StoneCo (STNE -3.02%) is a leading provider of payment processing services in Brazil, but based on its recent stock performance, you would hardly guess the company is a category leader.

The Brazilian fintech company's share price has fallen 52.5% over the last year and plummeted roughly 90% from its peak in 2021.

A combination of macroeconomic headwinds and regulatory changes crushed the credit side of StoneCo's business, leaving it with a lot of bad debt. While the company has since discharged much of its troubled credit extensions, it still carries roughly 472.7 million Brazilian reals (or roughly $91 million) in bad debt on the books. It's a casualty that will continue eating into the company's balance sheet or earnings.

STNE Market Cap Chart

STNE Market Cap data by YCharts. PE ratio = price-to-earnings ratio. PS ratio = price-to-sales ratio.
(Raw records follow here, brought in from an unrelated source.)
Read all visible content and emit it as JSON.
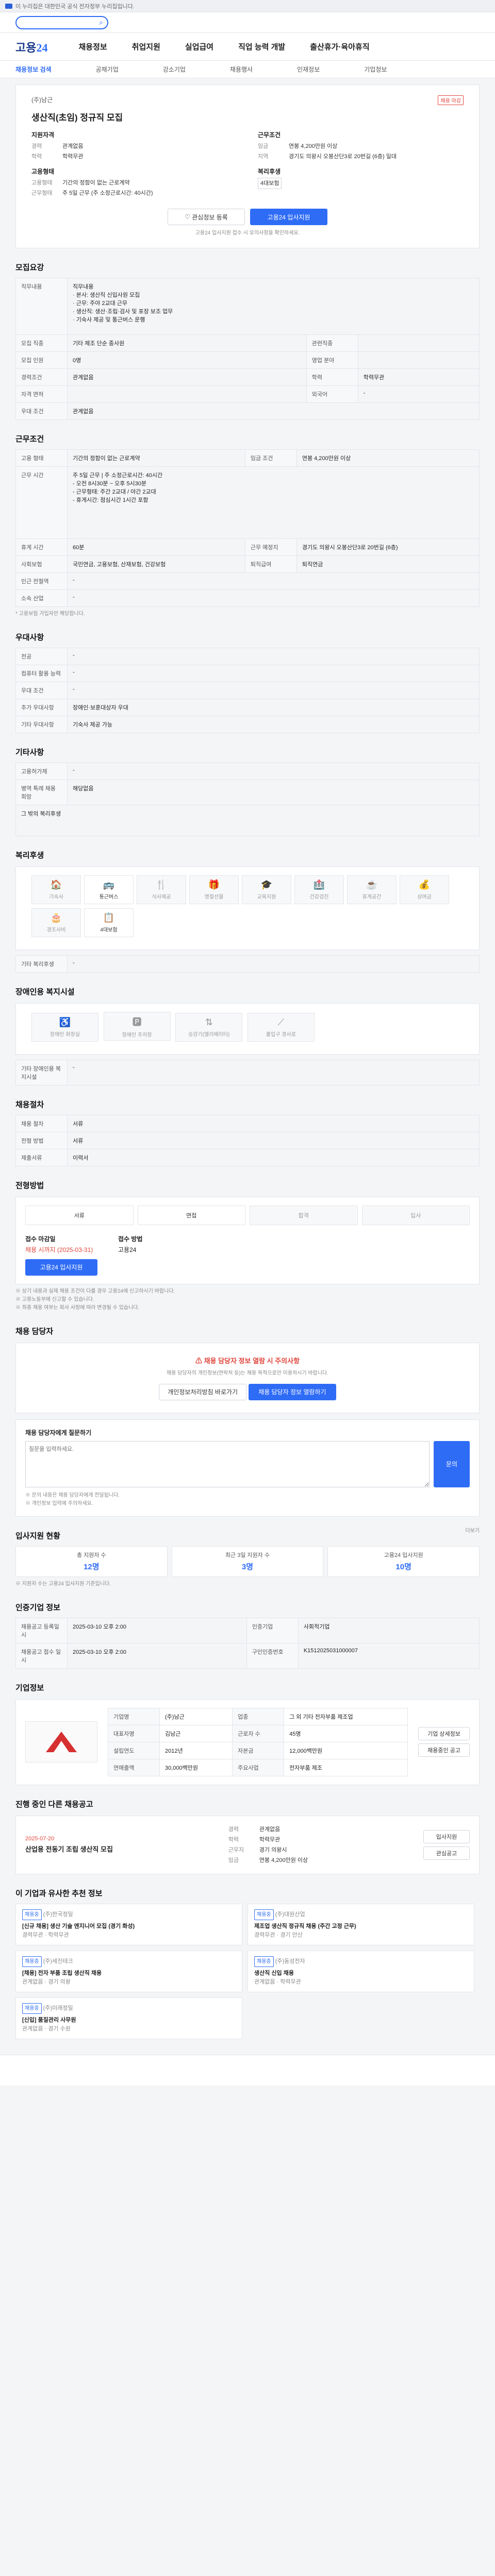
{
  "topbar": {
    "notice": "이 누리집은 대한민국 공식 전자정부 누리집입니다."
  },
  "search": {
    "icon": "search-icon"
  },
  "header": {
    "logo_a": "고용",
    "logo_b": "24",
    "menu": [
      "채용정보",
      "취업지원",
      "실업급여",
      "직업 능력 개발",
      "출산휴가·육아휴직"
    ]
  },
  "subnav": {
    "items": [
      "채용정보 검색",
      "공채기업",
      "강소기업",
      "채용행사",
      "인재정보",
      "기업정보",
      "기업정보"
    ]
  },
  "job": {
    "company": "(주)남근",
    "badge": "채용 마감",
    "title": "생산직(초임) 정규직 모집",
    "left_h": "지원자격",
    "left": [
      {
        "k": "경력",
        "v": "관계없음"
      },
      {
        "k": "학력",
        "v": "학력무관"
      }
    ],
    "right_h": "근무조건",
    "right": [
      {
        "k": "임금",
        "v": "연봉 4,200만원 이상"
      },
      {
        "k": "지역",
        "v": "경기도 의왕시 오봉산단3로 20번길 (6층) 일대"
      }
    ],
    "mid_left_h": "고용형태",
    "mid_left": [
      {
        "k": "고용형태",
        "v": "기간의 정함이 없는 근로계약"
      },
      {
        "k": "근무형태",
        "v": "주 5일 근무 (주 소정근로시간: 40시간)"
      }
    ],
    "mid_right_h": "복리후생",
    "mid_right": [
      {
        "k": "",
        "v": "4대보험"
      }
    ],
    "btn_scrap": "관심정보 등록",
    "btn_apply": "고용24 입사지원",
    "notice": "고용24 입사지원 접수 시 유의사항을 확인하세요."
  },
  "recruit": {
    "heading": "모집요강",
    "rows": [
      {
        "k": "직무내용",
        "v": "직무내용\n · 본사: 생산직 신입사원 모집\n · 근무: 주야 2교대 근무\n · 생산직: 생산·조립·검사 및 포장 보조 업무\n · 기숙사 제공 및 통근버스 운행"
      },
      {
        "k": "모집 직종",
        "v": "기타 제조 단순 종사원"
      },
      {
        "k": "관련직종",
        "v": ""
      },
      {
        "k": "모집 인원",
        "v": "0명"
      },
      {
        "k": "영업 분야",
        "v": ""
      },
      {
        "k": "경력조건",
        "v": "관계없음"
      },
      {
        "k": "학력",
        "v": "학력무관"
      },
      {
        "k": "자격 면허",
        "v": ""
      },
      {
        "k": "외국어",
        "v": "-"
      },
      {
        "k": "우대 조건",
        "v": "관계없음"
      }
    ]
  },
  "cond": {
    "heading": "근무조건",
    "rows": [
      {
        "k": "고용 형태",
        "v": "기간의 정함이 없는 근로계약"
      },
      {
        "k": "임금 조건",
        "v": "연봉 4,200만원 이상"
      },
      {
        "k": "근무 시간",
        "v": "주 5일 근무 | 주 소정근로시간: 40시간\n- 오전 8시30분 ~ 오후 5시30분\n- 근무형태: 주간 2교대 / 야간 2교대\n- 휴게시간: 점심시간 1시간 포함"
      },
      {
        "k": "휴게 시간",
        "v": "60분"
      },
      {
        "k": "근무 예정지",
        "v": "경기도 의왕시 오봉산단3로 20번길 (6층)"
      },
      {
        "k": "사회보험",
        "v": "국민연금, 고용보험, 산재보험, 건강보험"
      },
      {
        "k": "퇴직급여",
        "v": "퇴직연금"
      },
      {
        "k": "인근 전철역",
        "v": "-"
      },
      {
        "k": "소속 산업",
        "v": "-"
      }
    ],
    "note": "* 고용보험 가입자만 해당합니다."
  },
  "apply": {
    "heading": "우대사항",
    "rows": [
      {
        "k": "전공",
        "v": "-"
      },
      {
        "k": "컴퓨터 활용 능력",
        "v": "-"
      },
      {
        "k": "우대 조건",
        "v": "-"
      },
      {
        "k": "추가 우대사항",
        "v": "장애인·보훈대상자 우대"
      },
      {
        "k": "기타 우대사항",
        "v": "기숙사 제공 가능"
      }
    ]
  },
  "etc": {
    "heading": "기타사항",
    "rows": [
      {
        "k": "고용허가제",
        "v": "-"
      },
      {
        "k": "병역 특례 채용 희망",
        "v": "해당없음"
      }
    ],
    "more": "그 밖의 복리후생"
  },
  "welfare": {
    "heading": "복리후생",
    "items": [
      {
        "ic": "🏠",
        "t": "기숙사"
      },
      {
        "ic": "🚌",
        "t": "통근버스"
      },
      {
        "ic": "🍴",
        "t": "식사제공"
      },
      {
        "ic": "🎁",
        "t": "명절선물"
      },
      {
        "ic": "🎓",
        "t": "교육지원"
      },
      {
        "ic": "🏥",
        "t": "건강검진"
      },
      {
        "ic": "☕",
        "t": "휴게공간"
      },
      {
        "ic": "💰",
        "t": "상여금"
      },
      {
        "ic": "🎂",
        "t": "경조사비"
      },
      {
        "ic": "📋",
        "t": "4대보험"
      }
    ],
    "sub": "기타 복리후생"
  },
  "barrier": {
    "heading": "장애인용 복지시설",
    "items": [
      "장애인 화장실",
      "장애인 주차장",
      "승강기(엘리베이터)",
      "출입구 경사로"
    ],
    "sub": "기타 장애인용 복지시설"
  },
  "company": {
    "heading": "채용절차",
    "rows": [
      {
        "k": "채용 절차",
        "v": "서류"
      },
      {
        "k": "전형 방법",
        "v": "서류"
      },
      {
        "k": "제출서류",
        "v": "이력서"
      }
    ]
  },
  "process": {
    "heading": "전형방법",
    "steps": [
      "서류",
      "면접",
      "합격",
      "입사"
    ],
    "apply_h": "접수 마감일",
    "apply_v": "채용 시까지 (2025-03-31)",
    "method_h": "접수 방법",
    "method_v": "고용24",
    "apply_btn": "고용24 입사지원",
    "notes": [
      "※ 상기 내용과 실제 채용 조건이 다를 경우 고용24에 신고하시기 바랍니다.",
      "※ 고용노동부에 신고할 수 있습니다.",
      "※ 최종 채용 여부는 회사 사정에 따라 변경될 수 있습니다."
    ]
  },
  "manager": {
    "heading": "채용 담당자",
    "warn": "채용 담당자 정보 열람 시 주의사항",
    "desc": "채용 담당자의 개인정보(연락처 등)는 채용 목적으로만 이용하시기 바랍니다.",
    "b1": "개인정보처리방침 바로가기",
    "b2": "채용 담당자 정보 열람하기"
  },
  "contact": {
    "heading": "채용 담당자에게 질문하기",
    "placeholder": "질문을 입력하세요.",
    "send": "문의",
    "notes": [
      "※ 문의 내용은 채용 담당자에게 전달됩니다.",
      "※ 개인정보 입력에 주의하세요."
    ]
  },
  "stats": {
    "heading": "입사지원 현황",
    "more": "더보기",
    "items": [
      {
        "k": "총 지원자 수",
        "v": "12명"
      },
      {
        "k": "최근 3일 지원자 수",
        "v": "3명"
      },
      {
        "k": "고용24 입사지원",
        "v": "10명"
      }
    ],
    "note": "※ 지원자 수는 고용24 입사지원 기준입니다."
  },
  "info": {
    "heading": "인증기업 정보",
    "rows": [
      {
        "k": "채용공고 등록일시",
        "v": "2025-03-10 오후 2:00"
      },
      {
        "k": "인증기업",
        "v": "사회적기업"
      },
      {
        "k": "채용공고 접수 일시",
        "v": "2025-03-10 오후 2:00"
      },
      {
        "k": "구인인증번호",
        "v": "K1512025031000007"
      }
    ],
    "btn": "기업 정보"
  },
  "corp": {
    "heading": "기업정보",
    "name": "(주)남근",
    "rows": [
      {
        "k": "기업명",
        "v": "(주)남근"
      },
      {
        "k": "업종",
        "v": "그 외 기타 전자부품 제조업"
      },
      {
        "k": "대표자명",
        "v": "김남근"
      },
      {
        "k": "근로자 수",
        "v": "45명"
      },
      {
        "k": "설립연도",
        "v": "2012년"
      },
      {
        "k": "자본금",
        "v": "12,000백만원"
      },
      {
        "k": "연매출액",
        "v": "30,000백만원"
      },
      {
        "k": "주요사업",
        "v": "전자부품 제조"
      }
    ],
    "b1": "기업 상세정보",
    "b2": "채용중인 공고"
  },
  "similar": {
    "heading": "진행 중인 다른 채용공고",
    "date": "2025-07-20",
    "title": "산업용 전동기 조립 생산직 모집",
    "items": [
      {
        "k": "경력",
        "v": "관계없음"
      },
      {
        "k": "학력",
        "v": "학력무관"
      },
      {
        "k": "근무지",
        "v": "경기 의왕시"
      },
      {
        "k": "임금",
        "v": "연봉 4,200만원 이상"
      }
    ],
    "b1": "입사지원",
    "b2": "관심공고"
  },
  "recommend": {
    "heading": "이 기업과 유사한 추천 정보",
    "cards": [
      {
        "tag": "채용중",
        "company": "(주)한국정밀",
        "title": "[신규 채용] 생산 기술 엔지니어 모집 (경기 화성)",
        "meta": [
          "경력무관",
          "학력무관"
        ]
      },
      {
        "tag": "채용중",
        "company": "(주)대원산업",
        "title": "제조업 생산직 정규직 채용 (주간 고정 근무)",
        "meta": [
          "경력무관",
          "경기 안산"
        ]
      },
      {
        "tag": "채용중",
        "company": "(주)세진테크",
        "title": "[채용] 전자 부품 조립 생산직 채용",
        "meta": [
          "관계없음",
          "경기 의왕"
        ]
      },
      {
        "tag": "채용중",
        "company": "(주)동성전자",
        "title": "생산직 신입 채용",
        "meta": [
          "관계없음",
          "학력무관"
        ]
      },
      {
        "tag": "채용중",
        "company": "(주)미래정밀",
        "title": "[신입] 품질관리 사무원",
        "meta": [
          "관계없음",
          "경기 수원"
        ]
      }
    ]
  }
}
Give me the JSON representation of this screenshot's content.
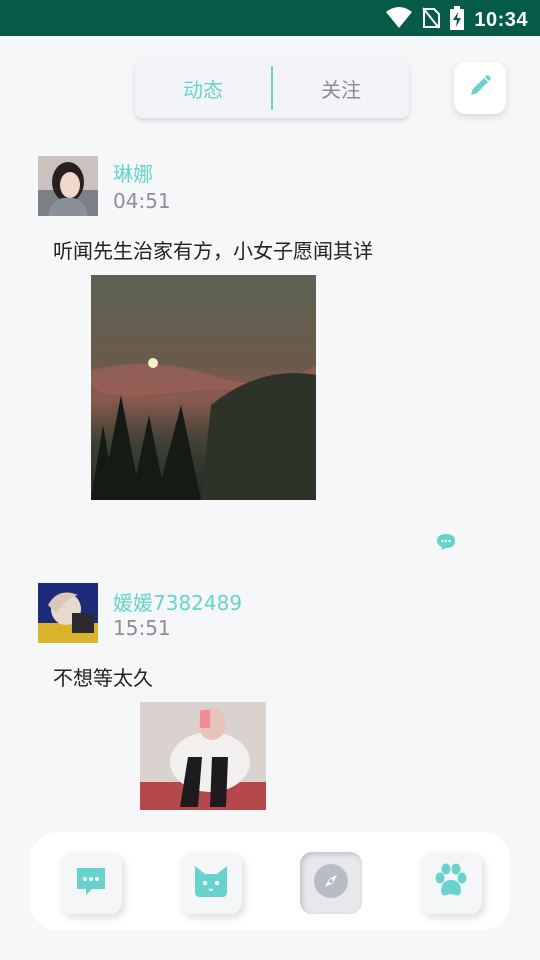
{
  "status_bar": {
    "time": "10:34"
  },
  "header": {
    "tabs": [
      {
        "label": "动态",
        "active": true
      },
      {
        "label": "关注",
        "active": false
      }
    ],
    "edit_icon": "pencil-icon"
  },
  "posts": [
    {
      "username": "琳娜",
      "time": "04:51",
      "text": "听闻先生治家有方，小女子愿闻其详",
      "image": "dusk-sky-photo"
    },
    {
      "username": "媛媛7382489",
      "time": "15:51",
      "text": "不想等太久",
      "image": "girl-photo"
    }
  ],
  "bottom_nav": [
    {
      "icon": "message-icon"
    },
    {
      "icon": "cat-icon"
    },
    {
      "icon": "compass-icon"
    },
    {
      "icon": "paw-icon"
    }
  ],
  "colors": {
    "accent": "#67d3cc",
    "statusbar": "#065a48",
    "background": "#f6f7f9"
  }
}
With a market cap of roughly $2.9 billion, the company's bad debt looks significant, but it's not a setback that's likely to sink the company -- particularly when the core payment processing business has continued to grow at a healthy clip. Strong performance for the payments business helped push overall revenue up 71% year over year in the third quarter. And the stock has room for explosive upside, trading at roughly 29 times expected earnings and 1.6 times expected sales for the 2022 fiscal year.

As a company, StoneCo is certainly facing some challenges it will have to overcome on the near horizon. But as a stock, it offers an attractive risk-reward profile for investors willing to weather near-term volatility in pursuit of potentially explosive gains.